Cuando el tigre pareció fundirse con el espacio que lo rodeaba, incluso el cuerpo de Montehueso empezó a volverse translúcido.
Los despiadados ojos del tigre parpadearon en rojo, enfocando a Jaime como dos faros.
—Mocoso, aunque mi forma original haya desaparecido, la magia y las técnicas que poseo siguen estando más allá de la comprensión de un insignificante cultivador del Reino Etéreo como tú. ¡Prepárate para tu perdición!
Montehueso agitó con suavidad la mano. El tigre rugió de inmediato y se abalanzó sobre Jaime.

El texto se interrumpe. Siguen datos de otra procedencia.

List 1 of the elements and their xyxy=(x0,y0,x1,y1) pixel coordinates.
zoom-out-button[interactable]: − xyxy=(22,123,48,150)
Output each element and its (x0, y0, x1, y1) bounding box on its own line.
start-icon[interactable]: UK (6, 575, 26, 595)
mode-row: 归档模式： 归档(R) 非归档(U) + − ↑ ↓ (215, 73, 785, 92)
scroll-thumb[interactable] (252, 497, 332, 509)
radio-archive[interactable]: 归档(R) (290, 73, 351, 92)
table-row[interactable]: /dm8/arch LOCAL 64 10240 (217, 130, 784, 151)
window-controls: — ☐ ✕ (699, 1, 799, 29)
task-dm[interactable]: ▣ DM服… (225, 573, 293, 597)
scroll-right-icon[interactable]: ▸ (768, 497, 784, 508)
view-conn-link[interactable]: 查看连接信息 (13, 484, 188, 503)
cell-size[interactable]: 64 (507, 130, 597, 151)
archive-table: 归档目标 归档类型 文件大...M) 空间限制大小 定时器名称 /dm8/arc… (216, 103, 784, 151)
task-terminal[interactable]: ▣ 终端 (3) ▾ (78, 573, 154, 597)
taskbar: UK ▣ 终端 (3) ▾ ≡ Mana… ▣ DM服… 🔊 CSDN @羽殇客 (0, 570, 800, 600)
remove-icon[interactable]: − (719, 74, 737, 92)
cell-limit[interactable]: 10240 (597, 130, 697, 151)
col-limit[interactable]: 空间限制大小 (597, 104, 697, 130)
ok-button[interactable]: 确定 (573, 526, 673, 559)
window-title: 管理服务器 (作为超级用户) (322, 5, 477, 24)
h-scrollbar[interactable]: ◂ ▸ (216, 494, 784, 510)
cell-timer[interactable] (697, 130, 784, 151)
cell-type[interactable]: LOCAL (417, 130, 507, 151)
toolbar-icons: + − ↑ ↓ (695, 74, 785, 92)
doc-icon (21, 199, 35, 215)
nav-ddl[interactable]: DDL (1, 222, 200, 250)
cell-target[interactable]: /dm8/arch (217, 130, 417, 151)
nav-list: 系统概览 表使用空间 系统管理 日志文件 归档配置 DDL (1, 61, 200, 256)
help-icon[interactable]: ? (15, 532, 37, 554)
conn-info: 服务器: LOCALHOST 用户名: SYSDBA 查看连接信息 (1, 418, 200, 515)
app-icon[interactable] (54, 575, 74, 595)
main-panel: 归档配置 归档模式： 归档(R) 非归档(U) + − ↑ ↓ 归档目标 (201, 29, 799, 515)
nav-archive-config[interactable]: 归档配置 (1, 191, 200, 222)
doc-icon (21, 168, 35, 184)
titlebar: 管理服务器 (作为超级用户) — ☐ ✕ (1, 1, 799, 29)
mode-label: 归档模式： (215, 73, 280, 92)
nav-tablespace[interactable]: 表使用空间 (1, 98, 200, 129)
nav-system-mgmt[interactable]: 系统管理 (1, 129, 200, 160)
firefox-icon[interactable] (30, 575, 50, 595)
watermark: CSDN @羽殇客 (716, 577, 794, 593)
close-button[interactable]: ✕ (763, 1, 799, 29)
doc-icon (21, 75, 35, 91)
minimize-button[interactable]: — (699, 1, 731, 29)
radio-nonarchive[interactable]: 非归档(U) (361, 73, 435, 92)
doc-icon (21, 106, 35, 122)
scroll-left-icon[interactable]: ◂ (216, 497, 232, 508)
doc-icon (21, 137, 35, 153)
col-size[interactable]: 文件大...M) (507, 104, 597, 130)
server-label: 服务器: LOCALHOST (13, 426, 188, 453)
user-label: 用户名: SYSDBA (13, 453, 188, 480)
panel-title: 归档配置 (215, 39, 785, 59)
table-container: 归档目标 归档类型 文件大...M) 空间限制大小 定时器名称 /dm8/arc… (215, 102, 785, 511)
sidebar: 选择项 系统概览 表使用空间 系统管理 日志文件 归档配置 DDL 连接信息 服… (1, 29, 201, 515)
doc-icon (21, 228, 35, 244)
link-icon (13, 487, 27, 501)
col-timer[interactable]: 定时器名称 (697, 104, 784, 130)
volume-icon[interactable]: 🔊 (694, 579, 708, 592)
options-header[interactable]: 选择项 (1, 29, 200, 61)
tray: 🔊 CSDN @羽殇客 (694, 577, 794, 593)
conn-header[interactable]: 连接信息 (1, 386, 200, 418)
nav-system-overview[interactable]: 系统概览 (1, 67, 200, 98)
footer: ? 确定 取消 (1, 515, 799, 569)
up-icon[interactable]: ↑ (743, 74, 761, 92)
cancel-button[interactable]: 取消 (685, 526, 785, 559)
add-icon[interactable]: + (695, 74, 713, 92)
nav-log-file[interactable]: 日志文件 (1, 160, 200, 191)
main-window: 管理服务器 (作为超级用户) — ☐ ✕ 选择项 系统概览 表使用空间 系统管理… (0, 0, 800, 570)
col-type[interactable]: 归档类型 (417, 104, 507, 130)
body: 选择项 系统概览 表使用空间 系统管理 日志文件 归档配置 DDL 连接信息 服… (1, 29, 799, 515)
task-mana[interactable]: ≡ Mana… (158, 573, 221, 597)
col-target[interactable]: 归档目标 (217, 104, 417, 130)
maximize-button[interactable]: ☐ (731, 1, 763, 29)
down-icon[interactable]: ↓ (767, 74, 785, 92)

La entidad atacante cambiaba una y otra vez entre la forma de un tigre y la de una Lanza Ápice, lo que hacía imposible distinguir la verdadera naturaleza del asalto.
Sin embargo, ante la embestida, Jaime se mofó.
Al segundo siguiente, la figura de Jaime en el cielo desapareció de repente. Cuando volvió a materializarse, había seis Jaimes idénticos, cada uno portando la misma aura.
Como resultado, prácticamente no era posible diferenciar cuál era el verdadero examinando sus auras.
El brusco giro de los acontecimientos hizo que Montehueso quedara por un instante aturdido. Incluso el tigre dejó de moverse, inseguro de cómo debía proceder con su ataque.
—¡Hmph! ¿Crees que un simple hechizo de ilusión me lo impedirá? —Montehueso resopló.
Mientras hablaba, su forma se estremeció y la Lanza Ápice volvió a fragmentarse rápidamente en ochenta y una lanzas, cada una de las cuales se transformó en un tigre rugiente.